I am sorry, but I do not have enough time.
As we would expect, older people are more likely than younger people to be admitted to hospital in an emergency and to have multiple and complex needs.
Let us not forget that there are 657,000 unpaid carers in Scotland, half of whom are aged over 65.
Technology and innovation are also crucial. The Health and Sport Committee, of which I am a member, published an excellent report on the subject earlier this year. The report says that technology
“presents an opportunity to ensure innovation in health and social care flourishes and that Scotland is a leader and is not left behind.”
I will give an example. In my Highlands and Islands region, the Inverness city region deal is developing a very imaginative project called fit homes. The homes are future proofed to adapt to changes in residents’ mobility and have a series of sensors that collect data that can be monitored and responded to by, for example, health and housing agencies. The model is designed to create a viable, lower-cost alternative to full-time residential care and prolonged stays in hospital. I hope that that best practice will be picked up across Scotland.
Of course, it is a truism to say that good homes support good health, but I believe that that project could allow people to live independently in their communities for longer, which is very much the point that Alex Neil made in his insightful contribution.
The fit homes project is being developed by Carbon Dynamic in conjunction with Albyn Housing Society and NHS Scotland, and I am delighted to say that it landed the Saltire award.
I am constrained by time so I apologise to those whose contributions to the debate I am not able to mention.
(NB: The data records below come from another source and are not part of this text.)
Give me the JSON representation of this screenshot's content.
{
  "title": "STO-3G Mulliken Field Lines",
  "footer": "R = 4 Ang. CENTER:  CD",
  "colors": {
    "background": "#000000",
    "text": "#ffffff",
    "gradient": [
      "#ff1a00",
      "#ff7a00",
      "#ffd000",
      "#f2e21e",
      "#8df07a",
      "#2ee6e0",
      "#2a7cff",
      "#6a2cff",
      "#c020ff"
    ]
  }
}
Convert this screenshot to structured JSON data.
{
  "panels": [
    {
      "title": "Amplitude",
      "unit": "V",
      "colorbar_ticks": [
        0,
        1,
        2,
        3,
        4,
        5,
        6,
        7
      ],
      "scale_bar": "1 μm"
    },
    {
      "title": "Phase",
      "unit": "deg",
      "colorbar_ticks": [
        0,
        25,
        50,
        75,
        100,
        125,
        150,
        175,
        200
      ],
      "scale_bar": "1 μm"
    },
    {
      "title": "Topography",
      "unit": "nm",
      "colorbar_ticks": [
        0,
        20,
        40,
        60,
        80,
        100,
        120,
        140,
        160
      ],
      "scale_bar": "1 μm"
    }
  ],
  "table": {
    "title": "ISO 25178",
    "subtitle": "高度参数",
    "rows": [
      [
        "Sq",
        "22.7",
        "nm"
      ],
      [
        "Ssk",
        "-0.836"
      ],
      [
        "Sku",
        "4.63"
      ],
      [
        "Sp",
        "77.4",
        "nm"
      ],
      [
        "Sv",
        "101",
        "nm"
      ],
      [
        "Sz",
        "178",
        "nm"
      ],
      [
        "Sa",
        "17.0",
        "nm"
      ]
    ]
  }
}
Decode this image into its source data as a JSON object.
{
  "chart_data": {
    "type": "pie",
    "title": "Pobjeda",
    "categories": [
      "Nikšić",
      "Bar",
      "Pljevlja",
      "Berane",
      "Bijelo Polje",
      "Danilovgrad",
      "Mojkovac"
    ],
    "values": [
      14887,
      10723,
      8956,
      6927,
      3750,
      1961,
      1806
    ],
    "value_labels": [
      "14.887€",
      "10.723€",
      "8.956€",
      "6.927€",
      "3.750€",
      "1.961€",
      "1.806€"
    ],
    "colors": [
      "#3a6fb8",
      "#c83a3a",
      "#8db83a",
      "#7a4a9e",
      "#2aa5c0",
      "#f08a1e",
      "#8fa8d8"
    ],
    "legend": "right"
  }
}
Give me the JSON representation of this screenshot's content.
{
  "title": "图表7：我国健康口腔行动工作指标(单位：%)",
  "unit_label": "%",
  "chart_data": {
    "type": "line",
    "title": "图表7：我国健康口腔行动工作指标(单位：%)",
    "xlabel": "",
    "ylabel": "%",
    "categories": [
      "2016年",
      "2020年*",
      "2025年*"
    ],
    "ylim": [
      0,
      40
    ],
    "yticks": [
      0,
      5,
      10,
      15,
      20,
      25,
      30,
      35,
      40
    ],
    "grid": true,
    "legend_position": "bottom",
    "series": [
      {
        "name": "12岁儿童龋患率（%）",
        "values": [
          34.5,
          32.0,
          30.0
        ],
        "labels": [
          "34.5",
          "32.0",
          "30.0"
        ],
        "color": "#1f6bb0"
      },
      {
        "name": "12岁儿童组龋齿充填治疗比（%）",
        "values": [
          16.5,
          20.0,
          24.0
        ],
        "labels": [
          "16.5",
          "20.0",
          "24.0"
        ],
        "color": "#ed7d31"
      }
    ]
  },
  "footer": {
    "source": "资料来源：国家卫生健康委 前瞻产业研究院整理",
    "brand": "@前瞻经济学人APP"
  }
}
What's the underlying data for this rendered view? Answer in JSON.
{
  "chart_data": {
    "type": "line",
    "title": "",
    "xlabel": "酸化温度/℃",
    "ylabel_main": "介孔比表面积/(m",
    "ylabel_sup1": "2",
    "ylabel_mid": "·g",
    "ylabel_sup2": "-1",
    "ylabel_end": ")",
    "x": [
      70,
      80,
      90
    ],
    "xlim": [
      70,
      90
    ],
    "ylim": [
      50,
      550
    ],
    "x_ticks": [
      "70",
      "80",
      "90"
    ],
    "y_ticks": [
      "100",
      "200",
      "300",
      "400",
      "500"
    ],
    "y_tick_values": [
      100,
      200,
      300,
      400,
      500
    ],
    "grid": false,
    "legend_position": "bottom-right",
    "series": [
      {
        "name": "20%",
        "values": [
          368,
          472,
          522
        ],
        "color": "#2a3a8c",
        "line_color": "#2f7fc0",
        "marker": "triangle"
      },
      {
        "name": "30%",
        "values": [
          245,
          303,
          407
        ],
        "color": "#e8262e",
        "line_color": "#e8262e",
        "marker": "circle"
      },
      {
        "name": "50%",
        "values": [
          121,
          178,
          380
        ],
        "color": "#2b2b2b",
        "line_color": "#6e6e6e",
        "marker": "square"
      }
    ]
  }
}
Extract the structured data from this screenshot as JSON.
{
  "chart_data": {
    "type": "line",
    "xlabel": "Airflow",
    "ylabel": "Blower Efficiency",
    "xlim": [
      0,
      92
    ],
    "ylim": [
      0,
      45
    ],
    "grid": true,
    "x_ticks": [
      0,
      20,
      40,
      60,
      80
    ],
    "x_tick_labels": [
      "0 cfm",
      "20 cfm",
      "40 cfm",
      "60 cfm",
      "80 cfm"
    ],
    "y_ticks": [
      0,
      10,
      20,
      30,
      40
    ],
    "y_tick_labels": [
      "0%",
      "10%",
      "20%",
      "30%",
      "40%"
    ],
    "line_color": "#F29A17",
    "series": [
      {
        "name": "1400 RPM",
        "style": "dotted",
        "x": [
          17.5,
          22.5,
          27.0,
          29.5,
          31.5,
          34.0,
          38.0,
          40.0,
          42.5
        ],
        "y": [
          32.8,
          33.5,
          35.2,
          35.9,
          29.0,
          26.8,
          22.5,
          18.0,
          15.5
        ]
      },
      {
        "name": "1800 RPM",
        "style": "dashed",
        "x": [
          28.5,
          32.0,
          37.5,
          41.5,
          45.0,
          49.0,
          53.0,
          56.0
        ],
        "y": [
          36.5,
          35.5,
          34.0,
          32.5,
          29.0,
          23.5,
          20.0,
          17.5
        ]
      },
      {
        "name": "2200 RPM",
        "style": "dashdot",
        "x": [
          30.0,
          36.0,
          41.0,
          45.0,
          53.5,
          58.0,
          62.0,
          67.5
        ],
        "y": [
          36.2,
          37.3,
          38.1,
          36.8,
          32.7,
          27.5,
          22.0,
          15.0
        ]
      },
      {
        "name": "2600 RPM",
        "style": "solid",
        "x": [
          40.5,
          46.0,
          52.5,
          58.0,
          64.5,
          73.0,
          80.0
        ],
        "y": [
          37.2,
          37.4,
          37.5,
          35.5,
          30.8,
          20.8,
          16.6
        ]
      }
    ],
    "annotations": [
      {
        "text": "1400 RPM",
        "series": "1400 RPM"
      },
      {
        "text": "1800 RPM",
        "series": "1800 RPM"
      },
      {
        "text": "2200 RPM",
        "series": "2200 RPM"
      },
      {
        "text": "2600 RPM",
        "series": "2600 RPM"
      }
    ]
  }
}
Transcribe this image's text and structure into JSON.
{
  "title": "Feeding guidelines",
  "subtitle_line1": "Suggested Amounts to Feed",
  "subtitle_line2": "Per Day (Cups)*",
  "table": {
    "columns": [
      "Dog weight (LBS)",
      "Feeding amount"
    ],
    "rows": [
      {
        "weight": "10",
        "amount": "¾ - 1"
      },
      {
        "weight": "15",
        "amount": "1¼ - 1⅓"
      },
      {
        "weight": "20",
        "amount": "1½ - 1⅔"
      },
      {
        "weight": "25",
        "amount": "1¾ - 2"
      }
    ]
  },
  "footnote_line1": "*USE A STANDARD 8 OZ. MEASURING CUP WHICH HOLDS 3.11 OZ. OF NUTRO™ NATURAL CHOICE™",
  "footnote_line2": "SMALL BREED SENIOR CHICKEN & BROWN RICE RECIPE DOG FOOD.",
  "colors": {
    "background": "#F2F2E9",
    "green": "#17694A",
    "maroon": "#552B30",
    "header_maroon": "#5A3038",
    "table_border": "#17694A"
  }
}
Alex Rowley made an excellent speech about the treatment of social care workers. He quoted Enable Scotland, which I, in turn, will also quote. It says:
“The Joseph Rowntree Foundation reported in 2016 that 15% of the social care workforce are in in-work poverty. This means that we have Scotland’s most vulnerable people being cared for by Scotland’s most vulnerable workforce.”
He went on to talk about the differential rates of pay and conditions that care workers experience, and I highlight to all members the excellent Unison study and survey of the area.
Miles Briggs made a useful point when he talked about delayed discharge being a key factor; he said that the problem is getting worse. I also endorse his comments about social care internships as a factor in trying to reverse the problem of recruitment. Alison Johnstone made a useful point about the important role that unpaid carers play in Scotland, and Willie Rennie’s comment about 500,000 lost bed days per year was insightful.
Social care is the very heart of our welfare state. It embodies the Beveridge principles that created the system of welfare protection that looks after our vulnerable, our ill, our old and our sick. However, as Alex Rowley said, we need a significant shift in resources for social care services so that we can achieve a sustainable financial model and provide long-term stability for health and social care in Scotland. To conclude—on time—I note that the famous American anthropologist Margaret Mead once said:
“Never believe that a few caring people can’t change the world. For, indeed, that’s all who ever have.”